Ursprünglich beheimatete Lützerath knapp über 100 Menschen. Mit dem Verkauf des Ortes an RWE-Power schrumpfte die Zahl aber stetig. Im Oktober 2022 verließ der letzte offizielle Einwohner Lützerath. Ein Großteil der ehemaligen Bewohner*innen wurde nach Neu-Immerath umgesiedelt.
Diese Abriss- und Umsiedlungsmaßnahmen für den Braunkohletagebau sind nicht neu. Bereits bei der Erweiterung von Garzweiler I zu Garzweiler II wurden zahlreiche Ort umgesiedelt.  

Die Proteste

Seit Beginn des Abrissvorhabens wehrten sich einige Einwohner*innen gegen die Pläne. Einer der prominentesten Gegner ist Eckardt Heukamp, der auf dem denkmalgeschützten Duisserner Hof lebte. Er wehrte sich lange juristisch gegen RWE - konnte aber auch nicht verhindern, dass der Energiekonzern den Duisserner Hof 2022 erwarb und das Oberverwaltungsgericht Münster die Abbaggerung von Lützerath freigab.
Auch Aktivist*innen beteiligten sich an Protesten. Im Sommer 2020 errichteten einige ein Protestcamp direkt an der Grenze des Tagebaus. Seitdem leben hier über 100 Protestierende in den verlassenen Häusern, Hallen oder in selbst gebauten Baumhäusern. Polizeieinsätze, die die Besetzer*innen vertreiben sollten, hatten keine nachhaltige Wirkung.
Für die Protestierenden ist Lützerath längst ein Symbol des Widerstands gegen eine ihrer Meinung nach klimaunfreundliche Politik. Sie haben Lützerath trotz der geplanten Räumung noch nicht aufgegeben.

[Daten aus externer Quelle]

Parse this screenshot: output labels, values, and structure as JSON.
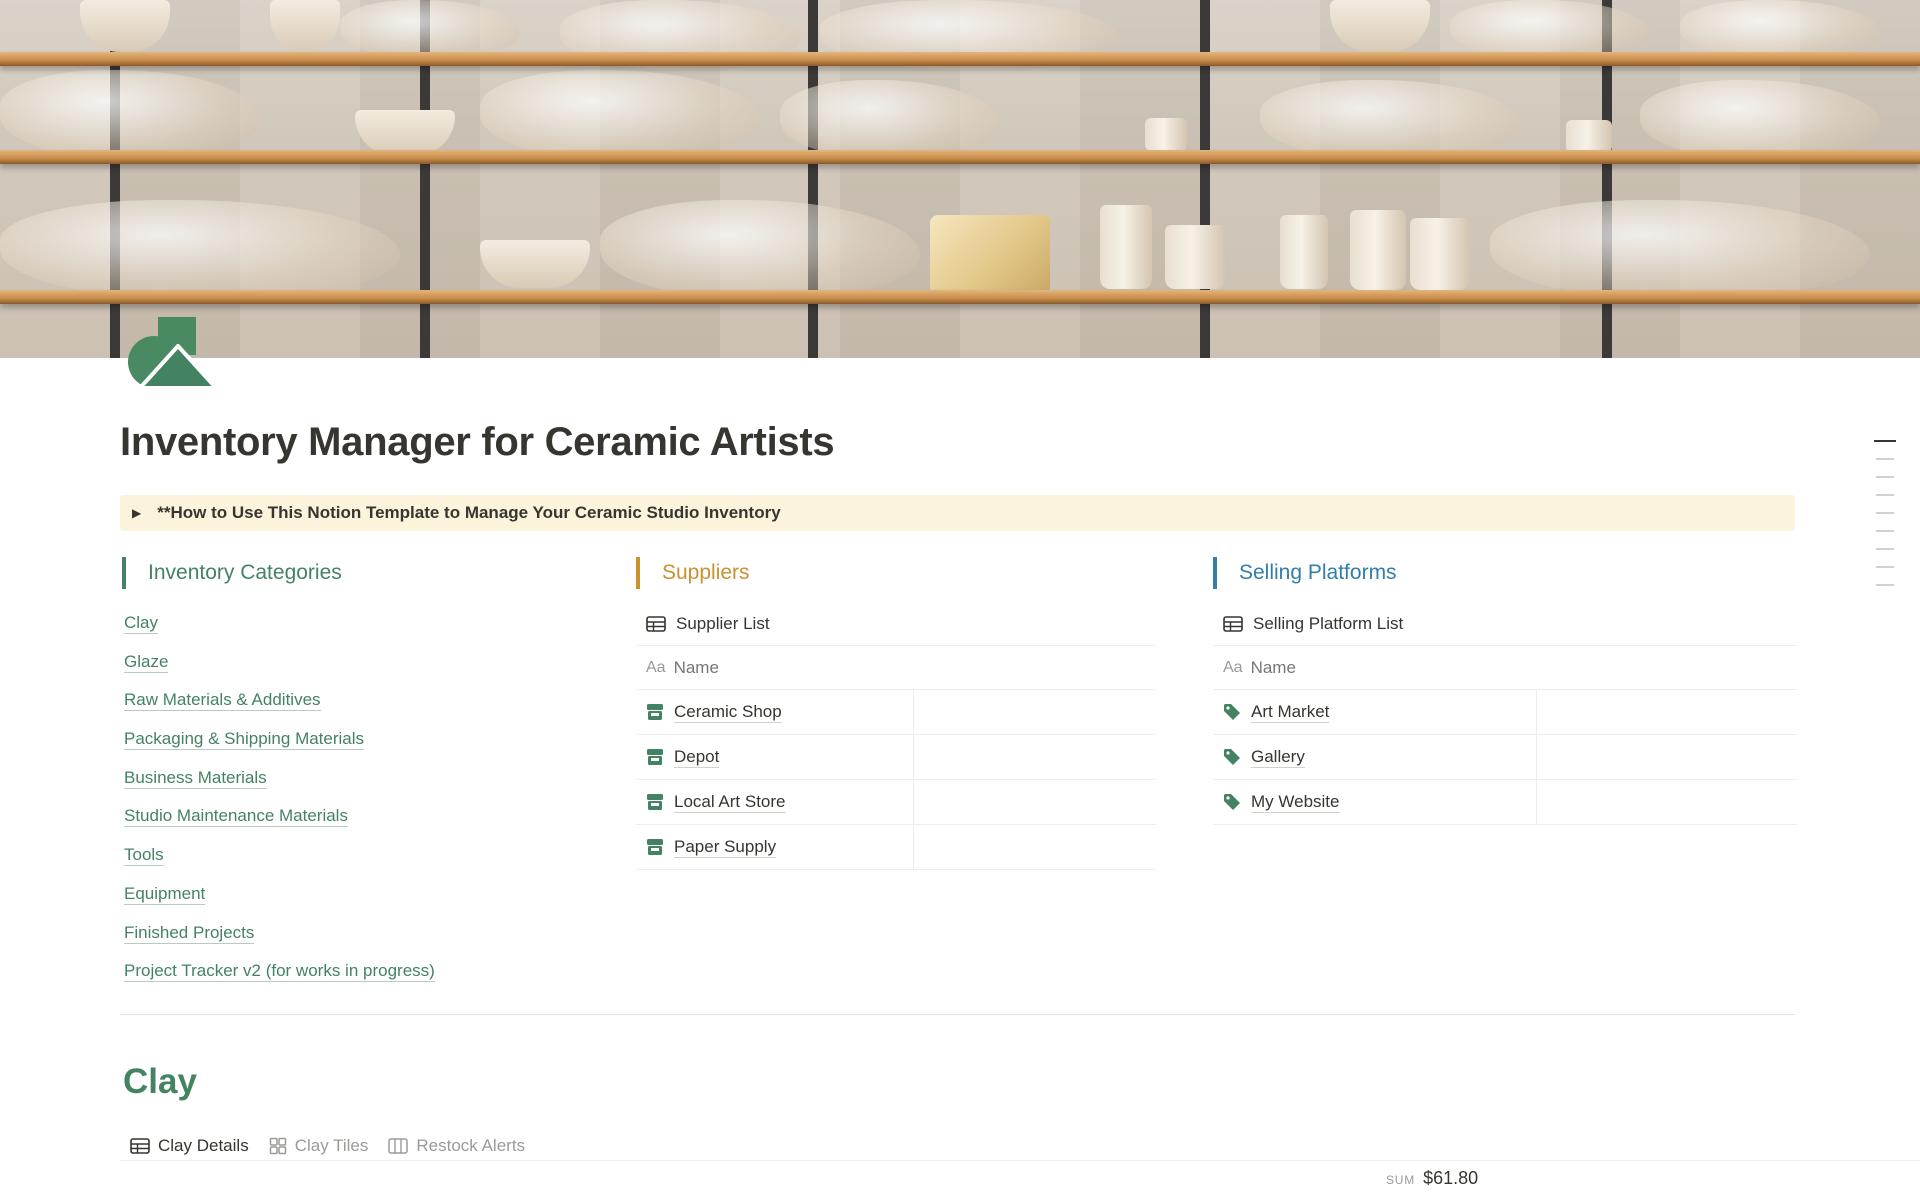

Brauchen wir die Braunkohle überhaupt?

Laut geologischen Schätzungen liegen 1,3 Milliarden Tonnen Kohlereserven rund um das Gebiet Garzweiler II. Um diese Vorkommen zu erschließen, wurde 2005 der Umsiedlung von Lützerath und anderen Dörfern zugestimmt. RWE plant, jedes Jahr 35 Millionen Tonnen Braunkohle zu fördern. Die Kohle soll hauptsächlich zur Stromversorgung verwendet werden und zur Versorgungssicherheit beitragen.
Karte vom Tagebau GarzweilerQuelle: Arne Müseler / www.arne-mueseler.de, CC BY-SA 3.0 DE
2022 beschloss die amtierende Ampelregierung zusammen mit der Landesregierung von NRW und RWE den Kohleausstieg 2030. Man wolle zukünftig auf erneuerbare Energien setzen. Durch diese Maßnahme konnten die Dörfer Kuckum, Keyenberg, Oberwestrich, Unterwestrich und Beverath vor dem Abriss bewahrt werden.
Lützerath und Immerath - welches schon vollständig zurückgebaut ist - sollten aber weiterhin den Baggern weichen. Wegen der Energiekrise sei der Abriss Lützeraths laut NRW-Wirtschaftsministerin Mona Neubaur alternativlos.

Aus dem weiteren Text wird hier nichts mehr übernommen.